微妙なセンスが売り(?)の女子スリーピースバンド、サイダースとその活躍を描いた漫画『サイダースファンクラブ』がついに完結。全2巻と聞くとなんだか短く感じられてしまいますが、そこは四コマですから、何年というスパンで物語は進んでいます。アマチュアから事務所所属すなわちプロになるところから始まって、数々のライブ、シングル発売からファーストアルバムが出て、そして二巻ではセカンドアルバム。これだけのいろいろをわずか2巻というサイズで展開できたのは、四コマ漫画というスタイルゆえだったのだろうと思います。しかし、1巻時点では三つ巴でわいわいやっていたサイダース、バニーズ、ウォルナッツ(ウォルナッツが若干のリード)なのに、2巻となれば随分状況が変わってしまって、この微妙な浮沈というのが変にリアルな感じがして、シビアといえばシビアなのか、けど基本ギャグの四コマだからあまりに強いシビアさを押し付けるということがないのはよかったです。
第2巻の見どころはというと、バニーズの去就と再起なんじゃないかと思うのですが、第1巻時点では基本的にサイダースの三人が軸になって展開していたのが、第2巻では積極的にバニーズメンバーも加わってくることで、微妙な2バンドのライバルだけど仲が良いという関係性が色濃く出てきて面白かったと思うのです。思えばこの傾向は1巻の最後の方ですでにあって、ほらサイダースギターのやよいとバニーズギターのミヤがプライベートで待ち合わせしてたりしましたが、こういうのが一層クローズアップされるようになったのが嬉しかったかな、なんて思うわけです。
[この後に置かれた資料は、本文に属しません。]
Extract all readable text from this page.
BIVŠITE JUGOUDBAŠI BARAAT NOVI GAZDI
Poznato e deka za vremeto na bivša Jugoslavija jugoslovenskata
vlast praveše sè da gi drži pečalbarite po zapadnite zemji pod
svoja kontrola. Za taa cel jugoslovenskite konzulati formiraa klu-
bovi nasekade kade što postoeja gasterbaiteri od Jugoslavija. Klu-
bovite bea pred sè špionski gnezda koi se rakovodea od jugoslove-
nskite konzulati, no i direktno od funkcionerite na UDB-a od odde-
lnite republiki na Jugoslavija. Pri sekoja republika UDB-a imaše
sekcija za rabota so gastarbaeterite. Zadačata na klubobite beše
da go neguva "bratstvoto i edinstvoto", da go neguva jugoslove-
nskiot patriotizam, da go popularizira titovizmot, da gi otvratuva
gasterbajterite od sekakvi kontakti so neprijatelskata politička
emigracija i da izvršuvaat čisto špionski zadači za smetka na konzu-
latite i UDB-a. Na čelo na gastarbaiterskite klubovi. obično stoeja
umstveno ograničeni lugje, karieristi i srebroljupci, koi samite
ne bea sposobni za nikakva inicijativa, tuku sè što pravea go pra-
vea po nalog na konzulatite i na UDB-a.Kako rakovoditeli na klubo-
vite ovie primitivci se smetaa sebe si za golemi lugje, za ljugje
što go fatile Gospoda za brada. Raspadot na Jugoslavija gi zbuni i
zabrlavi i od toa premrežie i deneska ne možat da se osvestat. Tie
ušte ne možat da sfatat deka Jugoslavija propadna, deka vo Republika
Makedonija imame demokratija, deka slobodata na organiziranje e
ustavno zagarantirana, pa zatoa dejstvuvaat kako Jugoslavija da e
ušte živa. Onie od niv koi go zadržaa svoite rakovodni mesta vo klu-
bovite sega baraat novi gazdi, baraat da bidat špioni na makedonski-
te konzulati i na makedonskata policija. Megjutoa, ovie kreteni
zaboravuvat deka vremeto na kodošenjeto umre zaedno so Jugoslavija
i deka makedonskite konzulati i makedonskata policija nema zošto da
第2巻では都合により書き下ろしが充実しているのだそうですが、だとしたらアルバムレビューであるとかシングルヒストリーとかもその都合とやらでできたものなんでしょうか。これらレビューは、音楽雑誌によくあるようなクロスレビューやアルバムレビューの体裁をとっていて、サイダースが実在したらこんな風なんじゃないかという、実にありそうな雰囲気でもって構成されています。秀逸なのはそのコメントがどれもこれも微妙というところで、この微妙さというのが『サイダースファンクラブ』という漫画の面白さの根本であると再確認させてくれる、非常に粋な小ネタとして機能しています。
頑張っても空回り、あっけらかんとして危機感はあるけど努力は嫌い、才能もあるんだかないんだかわからないという基本的に微妙なサイダースですが、けれど彼らを最後にああいうかたちでステージに上げたというところに、作者のサイダースに対する思い入れみたいなのが感じられたりして、ちょっと意外といえば意外、でもなんだか読んでいるこちらも嬉しくなってしまう、そんな大団円のラストだったと思います。そういえば、タイトルは『サイダースファンクラブ』だというのに、ファンクラブはついに出てこなかったような気がします。こういうところの微妙さというのも、この漫画の味で、そしてラスト、最後の最後の微妙さ、これも実にサイダースらしかった。王道の大団円を見せてしまったことに対するテレみたいなのが感じられるといったらあんまりにうがち過ぎかも知れませんね。
- 小坂俊史『サイダースファンクラブ』第1巻 (バンブー・コミックス) 東京:竹書房,2005年。
- 小坂俊史『サイダースファンクラブ』第2巻 (バンブー・コミックス) 東京:竹書房,2007年。